In article <c3ggid$meho$1@hades.rz.unisaarland.de>, Alexander Malkis <alexloeschediesmalk@line.cs.unisb.de> writes: Your game doesn't terminate in a finite time. And at each time point the intersection contains intinitely many rational and irrational points. So the game is not well formulated.
There is a considerable literature about infinite games, and the family of infinite games like the one described here, but with the set of rationals replaced with any arbitrary set of real numbers, is famous. The description given in this thread is a little informal, but is pretty much the way that the game is described in the literature.
It's possible to give a rigorous definition of what a strategy for one of the players is, and for what it means for a strategy to be a winning strategy. These are the essential questions about such games, and they can be defined without supposing that it's possible to play out such a game to its completion. A strategy is a function assigning a choice of play to each position in the game, and it's a winning strategy if every (infinite) sequence of play which adheres to it counts as a win for that player.

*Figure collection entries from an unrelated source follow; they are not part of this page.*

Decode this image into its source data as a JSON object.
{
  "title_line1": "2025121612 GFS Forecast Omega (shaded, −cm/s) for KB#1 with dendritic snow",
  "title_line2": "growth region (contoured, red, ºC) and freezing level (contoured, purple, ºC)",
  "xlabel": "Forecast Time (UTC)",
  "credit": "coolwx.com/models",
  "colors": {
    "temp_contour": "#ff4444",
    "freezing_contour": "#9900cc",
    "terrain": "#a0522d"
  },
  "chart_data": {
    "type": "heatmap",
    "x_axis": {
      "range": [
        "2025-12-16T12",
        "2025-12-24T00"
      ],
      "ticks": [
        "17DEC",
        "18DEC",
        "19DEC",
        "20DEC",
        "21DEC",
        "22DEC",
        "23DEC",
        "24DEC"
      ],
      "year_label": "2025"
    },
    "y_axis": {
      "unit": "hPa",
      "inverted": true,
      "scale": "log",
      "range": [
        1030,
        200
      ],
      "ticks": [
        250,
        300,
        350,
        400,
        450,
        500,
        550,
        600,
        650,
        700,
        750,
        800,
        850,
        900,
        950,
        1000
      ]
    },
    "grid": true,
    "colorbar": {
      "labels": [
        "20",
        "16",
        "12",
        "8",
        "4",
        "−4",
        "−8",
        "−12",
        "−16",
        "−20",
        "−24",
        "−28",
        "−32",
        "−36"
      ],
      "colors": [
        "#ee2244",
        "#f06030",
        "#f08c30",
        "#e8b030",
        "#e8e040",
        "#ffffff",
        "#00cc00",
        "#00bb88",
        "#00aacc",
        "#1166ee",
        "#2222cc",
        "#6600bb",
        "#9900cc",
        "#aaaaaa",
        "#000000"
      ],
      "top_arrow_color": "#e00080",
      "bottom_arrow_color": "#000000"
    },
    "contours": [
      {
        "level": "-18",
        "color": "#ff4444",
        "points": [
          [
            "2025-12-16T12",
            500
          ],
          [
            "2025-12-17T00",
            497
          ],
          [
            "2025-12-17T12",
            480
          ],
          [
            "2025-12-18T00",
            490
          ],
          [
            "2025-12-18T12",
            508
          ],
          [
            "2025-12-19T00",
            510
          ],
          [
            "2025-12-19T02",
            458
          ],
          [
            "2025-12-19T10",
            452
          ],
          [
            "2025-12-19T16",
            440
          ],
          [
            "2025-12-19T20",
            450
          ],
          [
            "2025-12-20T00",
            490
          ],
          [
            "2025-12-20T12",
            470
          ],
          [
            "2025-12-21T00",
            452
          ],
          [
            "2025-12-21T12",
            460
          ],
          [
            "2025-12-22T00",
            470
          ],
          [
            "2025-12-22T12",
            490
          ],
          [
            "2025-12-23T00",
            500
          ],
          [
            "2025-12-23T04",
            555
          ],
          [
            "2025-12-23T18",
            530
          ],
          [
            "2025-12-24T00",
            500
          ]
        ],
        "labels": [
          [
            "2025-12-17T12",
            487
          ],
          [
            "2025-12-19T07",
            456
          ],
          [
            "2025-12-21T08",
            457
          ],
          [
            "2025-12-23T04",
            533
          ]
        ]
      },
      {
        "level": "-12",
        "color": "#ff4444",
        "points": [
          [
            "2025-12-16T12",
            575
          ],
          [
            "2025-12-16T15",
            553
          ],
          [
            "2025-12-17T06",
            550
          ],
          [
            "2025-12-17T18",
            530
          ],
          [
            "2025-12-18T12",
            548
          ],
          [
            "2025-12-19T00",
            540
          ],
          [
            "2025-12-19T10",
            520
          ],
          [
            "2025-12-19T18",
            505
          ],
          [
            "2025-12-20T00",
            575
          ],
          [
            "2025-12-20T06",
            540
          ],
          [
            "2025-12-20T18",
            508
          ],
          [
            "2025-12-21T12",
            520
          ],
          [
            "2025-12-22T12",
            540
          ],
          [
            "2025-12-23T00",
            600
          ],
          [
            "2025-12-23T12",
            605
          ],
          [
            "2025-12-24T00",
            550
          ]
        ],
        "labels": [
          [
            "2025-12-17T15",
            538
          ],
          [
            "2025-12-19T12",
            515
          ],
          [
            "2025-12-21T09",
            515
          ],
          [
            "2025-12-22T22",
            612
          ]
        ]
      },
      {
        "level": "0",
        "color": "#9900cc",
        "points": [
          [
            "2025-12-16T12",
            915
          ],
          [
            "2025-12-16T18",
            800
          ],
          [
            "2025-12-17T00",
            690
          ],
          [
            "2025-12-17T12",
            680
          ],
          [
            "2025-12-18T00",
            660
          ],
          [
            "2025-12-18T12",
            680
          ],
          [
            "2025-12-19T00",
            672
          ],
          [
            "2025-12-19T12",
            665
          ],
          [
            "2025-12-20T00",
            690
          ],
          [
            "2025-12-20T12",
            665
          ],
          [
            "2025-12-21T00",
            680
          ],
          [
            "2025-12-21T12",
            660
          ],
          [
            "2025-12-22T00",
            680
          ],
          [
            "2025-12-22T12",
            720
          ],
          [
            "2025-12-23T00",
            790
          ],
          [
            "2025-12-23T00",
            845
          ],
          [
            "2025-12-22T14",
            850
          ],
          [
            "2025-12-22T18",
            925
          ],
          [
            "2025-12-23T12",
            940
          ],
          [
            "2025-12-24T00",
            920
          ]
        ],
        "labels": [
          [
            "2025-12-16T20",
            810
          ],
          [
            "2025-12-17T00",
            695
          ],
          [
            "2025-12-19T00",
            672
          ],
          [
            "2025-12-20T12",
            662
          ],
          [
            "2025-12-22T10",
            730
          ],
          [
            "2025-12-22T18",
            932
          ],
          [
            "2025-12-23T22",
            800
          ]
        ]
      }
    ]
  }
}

The axiom of determinacy (AD) in set theory is the statement that for infinite games in which the two players take turns choosing bits, generating a countable sequence b0,b1,..., and player 1 wins if the sequence lies in some set A of sequences of bits, there always is a winning strategy for one of the players. AD has a lot of specific consequences, but is inconsistent with the axiom of choice, so people don't really believe it's true. One has to be a little careful with defining what it means to have a winning strategy in a more general game, because in general one can't prove the existence of a strategy, whether winning or not, without assuming the axiom of choice. If U is a family of sets, we can define the twostep game where player 1 chooses a set S in U, and player 2 in order to win has to choose an element of S. If U is a family of nonempty sets without a choice function, then neither player has a winning strategy in the sense I defined above. Each move of layer 1 can be refuted because S is never empty. On the other hand, a winning strategy for player 2 is a choice function. (So perhaps in the absense of choice we want to define winning strategy more loosely. We could allow a winning strategy merely to be an assignment of a nonempty subset of the available strategies, with the property that staying inside the subset is sufficient to guarantee a win. I don't know whether this looser notion of winning strategy is considered interesting or not.)

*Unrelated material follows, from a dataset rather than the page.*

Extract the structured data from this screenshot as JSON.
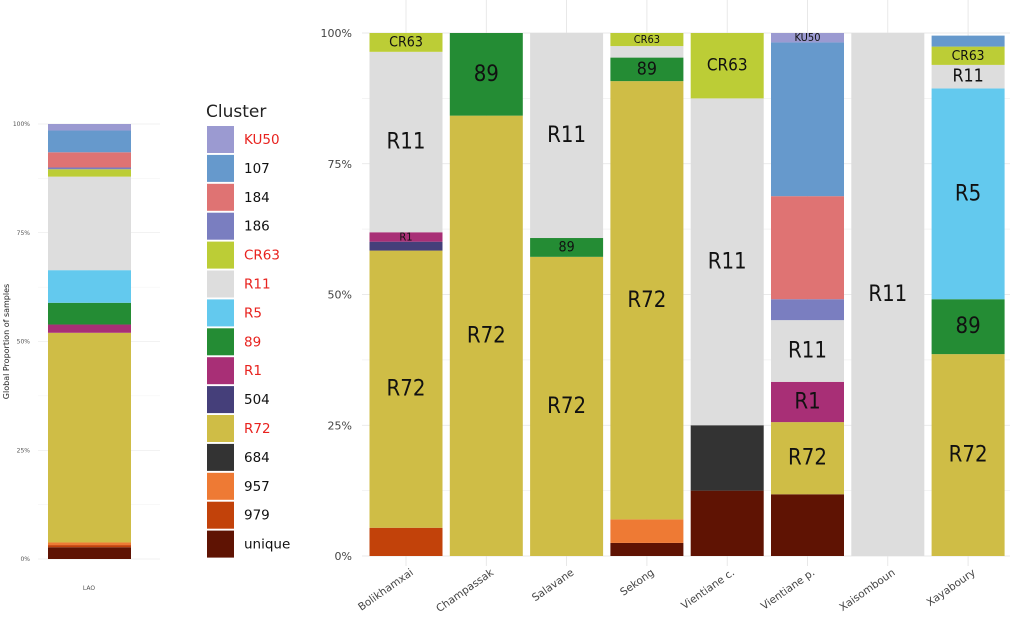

There are weakenings of AD consistent with AC. Set theorists seem mostly to believe that a class of sets known as L[R] satisfy AD. L[R] is enough like the usual set theoretic universe to satisfy the ZermeloFrankel axioms for set theory (ZF). L[R] is the smallest model of ZF containing each real number (R stands for the reals) and all the ordinals. I find it interesting that such a natural property as determinacy fails to be satisfied by every game of this kind, but that the exceptions are so very elusive.
Keith Ramsay